戦闘はだいぶ尖っているというか説明がなく、銃だけ持って特攻すると弾が無いので詰みます。敵の火力が低いと、こちらもやられないのでリセットしかできなくなる、ということも起き得ます。筆者はこれで一敗して最初からになりました。
銃を使うためにも、ちゃんと補充はしておいた方が良いです。弾薬は高いんですが、漁ると無限に出てくるので、それで押し切るのが良さそうでした。

ゲーム中に出てくる転売アイテムはいろいろと危ないネタが多いんですが、全体を漂うシュール感で幾分か緩和されて、それほど危なくは感じていません。
ワードサラダに変な単語混じっていても気にしないのと似た感じで、それらのネタに強い指向性がないからこういう印象なのかなと感じています。
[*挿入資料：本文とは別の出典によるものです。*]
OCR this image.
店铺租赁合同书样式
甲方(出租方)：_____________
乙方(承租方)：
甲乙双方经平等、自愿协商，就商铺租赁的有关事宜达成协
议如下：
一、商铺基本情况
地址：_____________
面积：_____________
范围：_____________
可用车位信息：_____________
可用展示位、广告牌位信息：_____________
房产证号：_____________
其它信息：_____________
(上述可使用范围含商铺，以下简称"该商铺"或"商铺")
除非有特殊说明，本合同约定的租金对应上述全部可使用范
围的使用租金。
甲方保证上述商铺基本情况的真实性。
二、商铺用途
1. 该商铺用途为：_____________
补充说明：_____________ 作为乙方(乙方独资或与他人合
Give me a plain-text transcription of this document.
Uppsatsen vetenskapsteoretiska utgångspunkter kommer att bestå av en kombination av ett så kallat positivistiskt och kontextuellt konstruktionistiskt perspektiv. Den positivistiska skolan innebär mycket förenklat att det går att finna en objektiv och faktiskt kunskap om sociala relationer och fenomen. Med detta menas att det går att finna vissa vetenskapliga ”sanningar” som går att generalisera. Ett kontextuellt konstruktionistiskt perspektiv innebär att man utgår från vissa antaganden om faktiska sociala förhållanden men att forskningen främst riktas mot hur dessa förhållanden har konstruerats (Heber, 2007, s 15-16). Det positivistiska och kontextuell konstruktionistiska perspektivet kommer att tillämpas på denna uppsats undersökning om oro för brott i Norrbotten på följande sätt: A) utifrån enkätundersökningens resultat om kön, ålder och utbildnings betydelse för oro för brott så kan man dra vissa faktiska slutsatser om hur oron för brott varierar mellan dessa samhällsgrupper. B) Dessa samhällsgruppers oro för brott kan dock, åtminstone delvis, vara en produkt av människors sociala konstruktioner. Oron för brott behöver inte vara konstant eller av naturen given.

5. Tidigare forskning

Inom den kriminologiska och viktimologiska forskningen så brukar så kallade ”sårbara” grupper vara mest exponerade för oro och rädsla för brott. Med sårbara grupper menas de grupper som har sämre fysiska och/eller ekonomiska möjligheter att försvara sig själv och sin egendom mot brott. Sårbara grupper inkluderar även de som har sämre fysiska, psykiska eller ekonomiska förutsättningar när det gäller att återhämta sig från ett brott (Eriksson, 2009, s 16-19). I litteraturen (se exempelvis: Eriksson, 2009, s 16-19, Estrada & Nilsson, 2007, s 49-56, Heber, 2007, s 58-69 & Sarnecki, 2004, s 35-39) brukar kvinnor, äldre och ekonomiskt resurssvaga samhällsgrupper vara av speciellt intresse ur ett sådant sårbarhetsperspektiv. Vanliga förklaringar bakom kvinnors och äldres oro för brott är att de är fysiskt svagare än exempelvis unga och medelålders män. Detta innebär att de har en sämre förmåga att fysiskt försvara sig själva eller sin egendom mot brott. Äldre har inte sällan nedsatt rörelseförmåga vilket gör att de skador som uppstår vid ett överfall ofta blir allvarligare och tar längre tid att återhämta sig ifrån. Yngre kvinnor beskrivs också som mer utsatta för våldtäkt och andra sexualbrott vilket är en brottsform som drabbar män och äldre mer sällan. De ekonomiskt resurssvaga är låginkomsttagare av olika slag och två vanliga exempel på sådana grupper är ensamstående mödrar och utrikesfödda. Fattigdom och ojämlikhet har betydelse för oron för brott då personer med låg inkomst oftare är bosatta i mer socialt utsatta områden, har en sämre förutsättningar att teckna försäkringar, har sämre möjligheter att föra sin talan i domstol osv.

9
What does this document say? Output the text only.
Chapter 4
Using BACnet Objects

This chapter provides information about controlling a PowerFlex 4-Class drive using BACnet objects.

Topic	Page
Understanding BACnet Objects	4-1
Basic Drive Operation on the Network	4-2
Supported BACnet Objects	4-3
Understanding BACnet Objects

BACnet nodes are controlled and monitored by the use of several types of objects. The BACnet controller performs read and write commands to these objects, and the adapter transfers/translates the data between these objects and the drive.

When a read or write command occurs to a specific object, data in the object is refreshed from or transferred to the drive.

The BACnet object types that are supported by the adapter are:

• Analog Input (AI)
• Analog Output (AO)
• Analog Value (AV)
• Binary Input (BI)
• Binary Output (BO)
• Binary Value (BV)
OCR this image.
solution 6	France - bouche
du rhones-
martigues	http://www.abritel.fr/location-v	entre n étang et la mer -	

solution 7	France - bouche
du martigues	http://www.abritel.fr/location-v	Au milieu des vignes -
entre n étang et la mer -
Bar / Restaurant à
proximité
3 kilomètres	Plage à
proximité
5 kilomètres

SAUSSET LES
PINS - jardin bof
ワードの選択とか、それぞれの向きとか、ゲーム中の扱いとか、そういったものに脈絡が無いので意志というかベクトルが見受けられないということに、こういった面白い利点があるとは思いませんでした。
全体的にネタを無作為にばら撒いて、疎結合で繋げて、それぞれのバランスが危うい中で世界を成り立たせようとしている良い意味で妙な雰囲気があります。

出てくるものについては、解釈したければいくらでも解釈可能なのだろうとは思っています。
例えば映画チケットについて、拾うと一度に大量に手に入る割に儲けが少ないのが、プぺルめいているのかなあとか、草原がやたら広いのは売るもの欲しさに東奔西走する転売ヤーを揶揄しているのかなあとか、色々と考えようと思えば考えられそうです。もちろん意味などないのかもしれません。

ちなみに、最大まで金を貯めてもキャップがあるのでゴムガトリングが買えないのは仕様なんでしょうか。
全てのものに対してかなりざっくりとした値段がついているので、狙ったものなのかそうでないのか判然としません。

それにつけてもwitter、何の意味もないけれどとりあえず覗いてしまいますね。現実に即しています。